The most obvious examples of this include (and were cited by John) Robert Scoble, when he was still with Microsoft and Jeremy Zawodny, of Yahoo! Both of these guys became their respective company's conversationalist with the public. And both of them took this responsibility very seriously. They gained the market's 'trust' by being fair and transparent. If (and frequently when) someone commented about MSFT doing something particularly odious, Scoble would either agree or not, depending on how he saw it, rather than defending MSFT out of hand without researching whether or not the commentor had a point. And if Scoble didn't know the answer, he'd go find out and report back.

So good conversationalists have good listening skills, too. It's fair to say if a company is going to be a healthy participant in a marketplace, it needs skilled conversationalists who are equally skilled at listening, as well as commenting.

Some other good points which came up during the WebEx:

Conversational Marketing should embrace PR, but PR has to get used to the fact that once in a while it has to step out of the way once the conversation starts. I liked this--PR folks should be facilitators, not hurdles to good conversations. Be more proactive, not reactive. If there's a crisis (and the term crisis can mean anything negative) then embrace that situation as an opportunity to engage and rectify.
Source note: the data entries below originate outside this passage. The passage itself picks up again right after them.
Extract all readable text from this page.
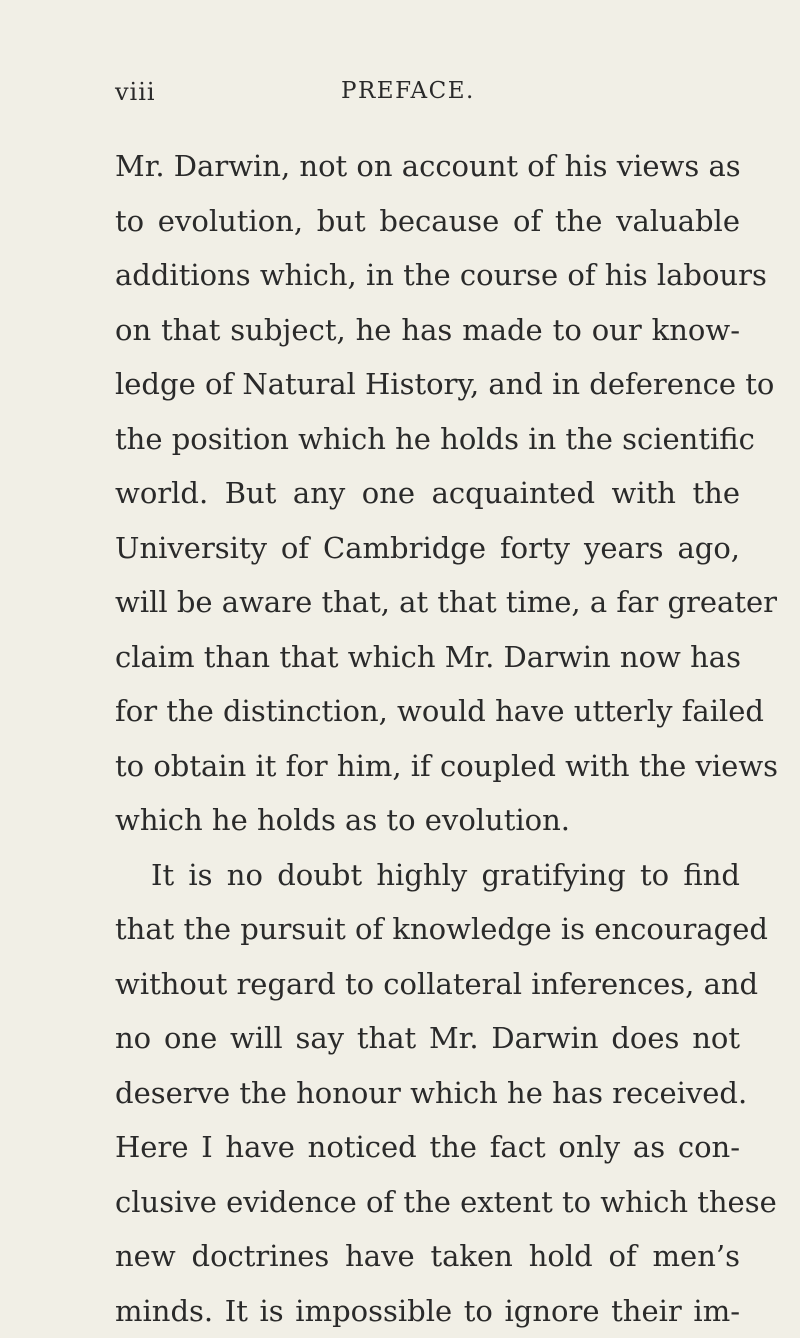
viii	PREFACE.
Mr. Darwin, not on account of his views as
to evolution, but because of the valuable
additions which, in the course of his labours
on that subject, he has made to our know-
ledge of Natural History, and in deference to
the position which he holds in the scientific
world. But any one acquainted with the
University of Cambridge forty years ago,
will be aware that, at that time, a far greater
claim than that which Mr. Darwin now has
for the distinction, would have utterly failed
to obtain it for him, if coupled with the views
which he holds as to evolution.
It is no doubt highly gratifying to find
that the pursuit of knowledge is encouraged
without regard to collateral inferences, and
no one will say that Mr. Darwin does not
deserve the honour which he has received.
Here I have noticed the fact only as con-
clusive evidence of the extent to which these
new doctrines have taken hold of men’s
minds. It is impossible to ignore their im-
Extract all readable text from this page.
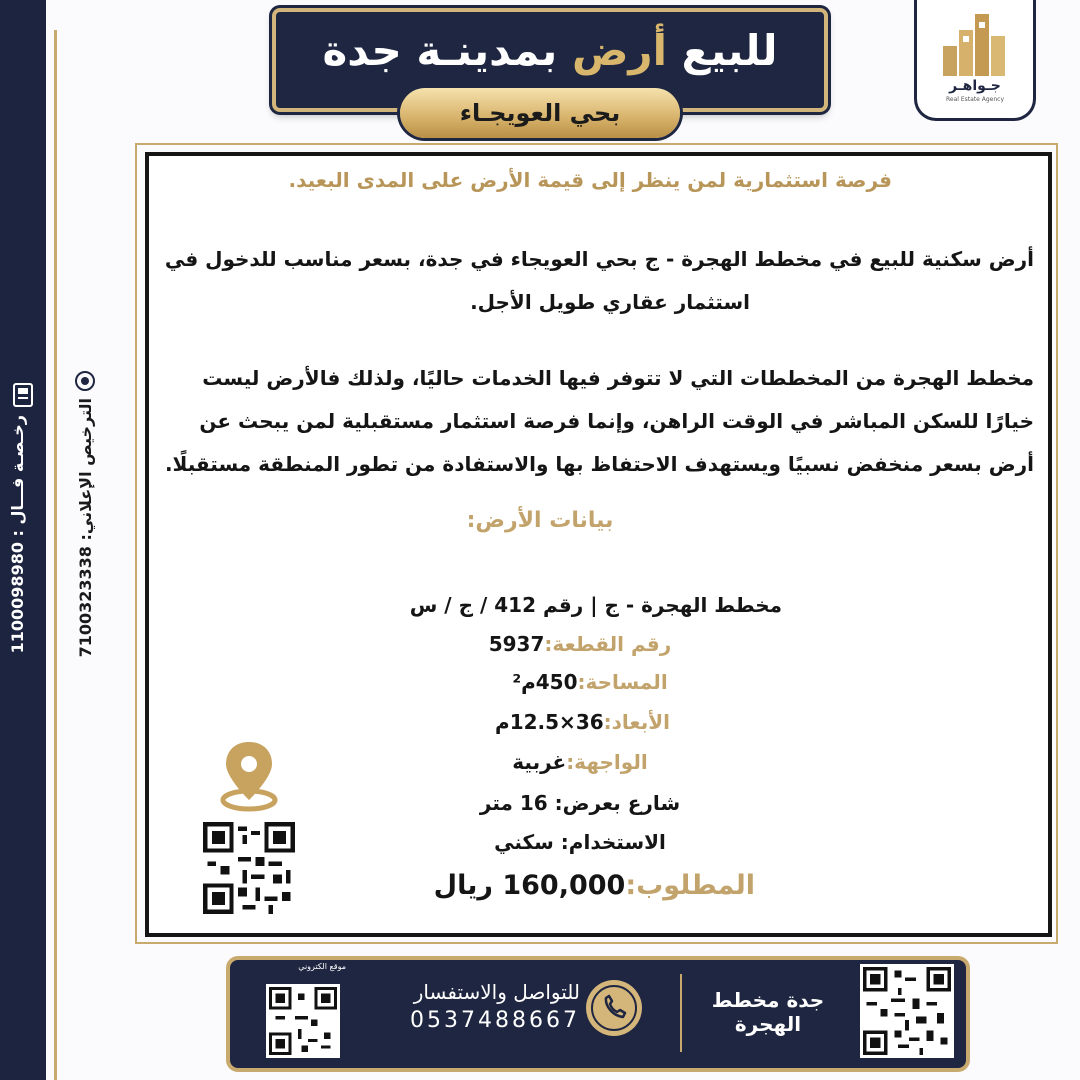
رخـصـة فـــال : 1100098980
الترخيص الإعلاني: 7100323338
للبيع أرض بمدينـة جدة
بحي العويجـاء
جـواهـر
Real Estate Agency
فرصة استثمارية لمن ينظر إلى قيمة الأرض على المدى البعيد.
أرض سكنية للبيع في مخطط الهجرة - ج بحي العويجاء في جدة، بسعر مناسب للدخول في
استثمار عقاري طويل الأجل.
مخطط الهجرة من المخططات التي لا تتوفر فيها الخدمات حاليًا، ولذلك فالأرض ليست خيارًا للسكن المباشر في الوقت الراهن، وإنما فرصة استثمار مستقبلية لمن يبحث عن أرض بسعر منخفض نسبيًا ويستهدف الاحتفاظ بها والاستفادة من تطور المنطقة مستقبلًا.
بيانات الأرض:
مخطط الهجرة - ج | رقم 412 / ج / س
رقم القطعة:5937
المساحة:450م²
الأبعاد:36×12.5م
الواجهة:غربية
شارع بعرض: 16 متر
الاستخدام: سكني
المطلوب:160,000 ريال
موقع الكتروني
للتواصل والاستفسار
0537488667
جدة مخطط الهجرة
John had a good anecdote at the ready to explain: he was giving this presentation from a hotel room in NY. He didn't mention the name of the hotel but he said he'd had a bad experience when he first checked in. He called down to the front desk to get it resolved and the hotel did very little to help. His point of contact was also rude.

John said he'd now give the hotel a D grade. But, if the hotel had done something proactive to help John's situation, then comped him a night *or* sent up something to say they were sorry for the inconvenience, that would have changed John's perception of the hotel's brand. Handled proactively, John would have divorced the experience from the brand itself and still left with a positive brand perception.

PR should look for people who are out there being vocal about their brand experiences. If negative, look for the opportunities to make them right. If positive, do what's necessary to keep those positive vibes flowing. These market conversations are happening all around and positive engagements will create many more brand embassadores than any amount of advertising could ever buy. That last part's my add, by the way. John didn't go down the advertising road.

Measurement - This is still a gray area. The positive thing about online marketing is that it's easy to tell when traffic spikes to a site created specifically for a particular initiative, or counting the number of inbound links ("gestures," or indications of people's attention online), but a universal standard of conversational marketing measurement is still needed. The old models of "reach" and "frequency" are still relevant, but they're being rationalized and scrutinized harder than before. This is particularly true in the search advertising space, where advertisers are starting to demand more transparency from ad networks.

On sites like Myspace and Facebook - they're tremendous potential vehicles for marketers, but still "a mess." But a good mess; marketers have opportunities here but finding them is an ongoing puzzle.

Those are the salient points. None of the above are direct quotes unless I stuck "" around them. John, if you read this and I've missed something or gone off course stick in a comment and I'll get it changed asap.

Next one of these John does is worth an hour of your time.